We address the question of equivalence between modeling results obtained on intra-individual and inter-individual levels of psychometric analysis. Our focus is on the concept of measurement invariance and the role it may play in this context. We discuss this in general against the background of the latent variable paradigm, complemented by an operational demonstration in terms of a linear state-space model, i.e., a time series model with latent variables. Implemented in a multiple-occasion and multiple-subject setting, the model simultaneously accounts for intra-individual and inter-individual differences. We consider the conditions—in terms of invariance constraints—under which modeling results are generalizable (a) over time within subjects, (b) over subjects within occasions, and (c) over time and subjects simultaneously thus implying an equivalence-relationship between both dimensions. Since we distinguish the measurement model from the structural model governing relations between the latent variables of interest, we decompose the invariance constraints into those that involve structural parameters and those that involve measurement parameters and relate to measurement invariance.
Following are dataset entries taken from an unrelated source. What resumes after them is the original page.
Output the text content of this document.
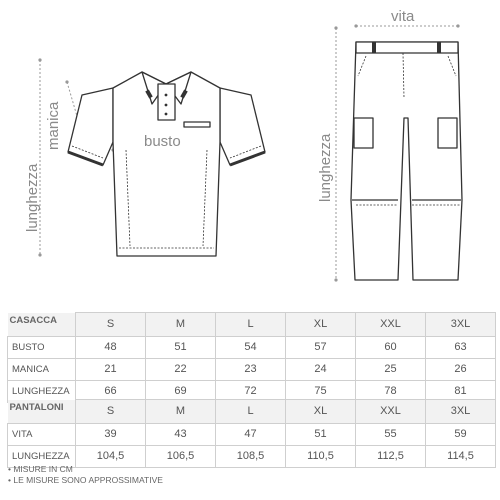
lunghezza
manica	busto
vita
lunghezza
CASACCA	S	M	L	XL	XXL	3XL
BUSTO	48	51	54	57	60	63
MANICA	21	22	23	24	25	26
LUNGHEZZA	66	69	72	75	78	81
PANTALONI	S	M	L	XL	XXL	3XL
VITA	39	43	47	51	55	59
LUNGHEZZA	104,5	106,5	108,5	110,5	112,5	114,5
• MISURE IN CM
• LE MISURE SONO APPROSSIMATIVE
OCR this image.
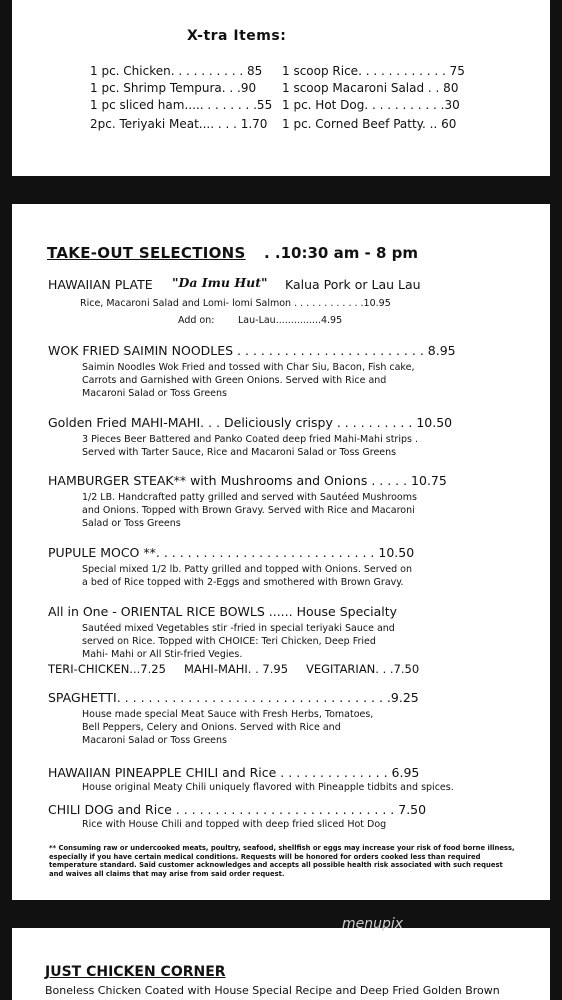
X-tra Items:
1 pc. Chicken. . . . . . . . . . 85
1 pc. Shrimp Tempura. . .90
1 pc sliced ham..... . . . . . . .55
2pc. Teriyaki Meat.... . . . 1.70
1 scoop Rice. . . . . . . . . . . . 75
1 scoop Macaroni Salad . . 80
1 pc. Hot Dog. . . . . . . . . . .30
1 pc. Corned Beef Patty. .. 60
TAKE-OUT SELECTIONS . .10:30 am - 8 pm
HAWAIIAN PLATE "Da Imu Hut" Kalua Pork or Lau Lau
Rice, Macaroni Salad and Lomi- lomi Salmon . . . . . . . . . . . .10.95
Add on: Lau-Lau...............4.95
WOK FRIED SAIMIN NOODLES . . . . . . . . . . . . . . . . . . . . . . . . 8.95
Saimin Noodles Wok Fried and tossed with Char Siu, Bacon, Fish cake,
Carrots and Garnished with Green Onions. Served with Rice and
Macaroni Salad or Toss Greens
Golden Fried MAHI-MAHI. . . Deliciously crispy . . . . . . . . . . 10.50
3 Pieces Beer Battered and Panko Coated deep fried Mahi-Mahi strips .
Served with Tarter Sauce, Rice and Macaroni Salad or Toss Greens
HAMBURGER STEAK** with Mushrooms and Onions . . . . . 10.75
1/2 LB. Handcrafted patty grilled and served with Sautéed Mushrooms
and Onions. Topped with Brown Gravy. Served with Rice and Macaroni
Salad or Toss Greens
PUPULE MOCO **. . . . . . . . . . . . . . . . . . . . . . . . . . . . 10.50
Special mixed 1/2 lb. Patty grilled and topped with Onions. Served on
a bed of Rice topped with 2-Eggs and smothered with Brown Gravy.
All in One - ORIENTAL RICE BOWLS ...... House Specialty
Sautéed mixed Vegetables stir -fried in special teriyaki Sauce and
served on Rice. Topped with CHOICE: Teri Chicken, Deep Fried
Mahi- Mahi or All Stir-fried Vegies.
TERI-CHICKEN...7.25 MAHI-MAHI. . 7.95 VEGITARIAN. . .7.50
SPAGHETTI. . . . . . . . . . . . . . . . . . . . . . . . . . . . . . . . . . .9.25
House made special Meat Sauce with Fresh Herbs, Tomatoes,
Bell Peppers, Celery and Onions. Served with Rice and
Macaroni Salad or Toss Greens
HAWAIIAN PINEAPPLE CHILI and Rice . . . . . . . . . . . . . . 6.95
House original Meaty Chili uniquely flavored with Pineapple tidbits and spices.
CHILI DOG and Rice . . . . . . . . . . . . . . . . . . . . . . . . . . . . 7.50
Rice with House Chili and topped with deep fried sliced Hot Dog
** Consuming raw or undercooked meats, poultry, seafood, shellfish or eggs may increase your risk of food borne illness, especially if you have certain medical conditions. Requests will be honored for orders cooked less than required temperature standard. Said customer acknowledges and accepts all possible health risk associated with such request and waives all claims that may arise from said order request.
menupix
JUST CHICKEN CORNER
Boneless Chicken Coated with House Special Recipe and Deep Fried Golden Brown
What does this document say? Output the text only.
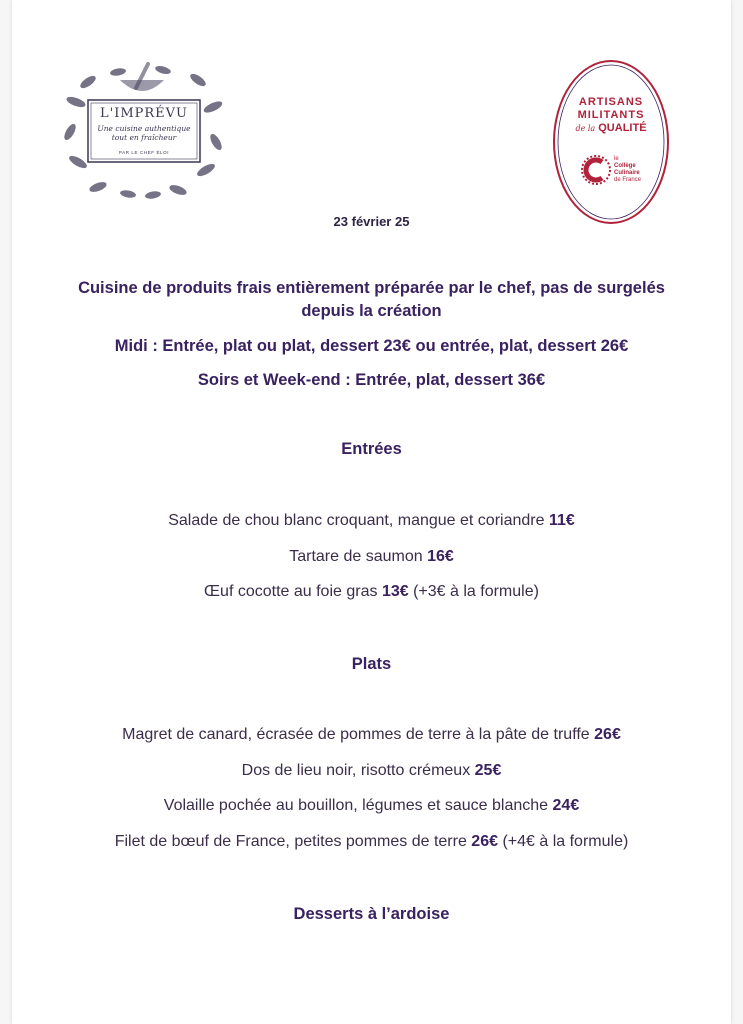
L'IMPRÉVU
Une cuisine authentique tout en fraîcheur
PAR LE CHEF ÉLOI
ARTISANS
MILITANTS
de la QUALITÉ
le
Collège
Culinaire
de France
23 février 25
Cuisine de produits frais entièrement préparée par le chef, pas de surgelés depuis la création
Midi : Entrée, plat ou plat, dessert 23€ ou entrée, plat, dessert 26€
Soirs et Week-end : Entrée, plat, dessert 36€
Entrées
Salade de chou blanc croquant, mangue et coriandre 11€
Tartare de saumon 16€
Œuf cocotte au foie gras 13€ (+3€ à la formule)
Plats
Magret de canard, écrasée de pommes de terre à la pâte de truffe 26€
Dos de lieu noir, risotto crémeux 25€
Volaille pochée au bouillon, légumes et sauce blanche 24€
Filet de bœuf de France, petites pommes de terre 26€ (+4€ à la formule)
Desserts à l’ardoise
Within the resulting taxonomy of models, we show that, under the condition of measurement invariance over time and subjects, there exists a form of structural equivalence between levels of analysis that is distinct from full structural equivalence, i.e., ergodicity. We demonstrate how measurement invariance between and within subjects can be tested in the context of high-frequency repeated measures in personality research. Finally, we relate problems of measurement variance to problems of non-ergodicity as currently discussed and approached in the literature.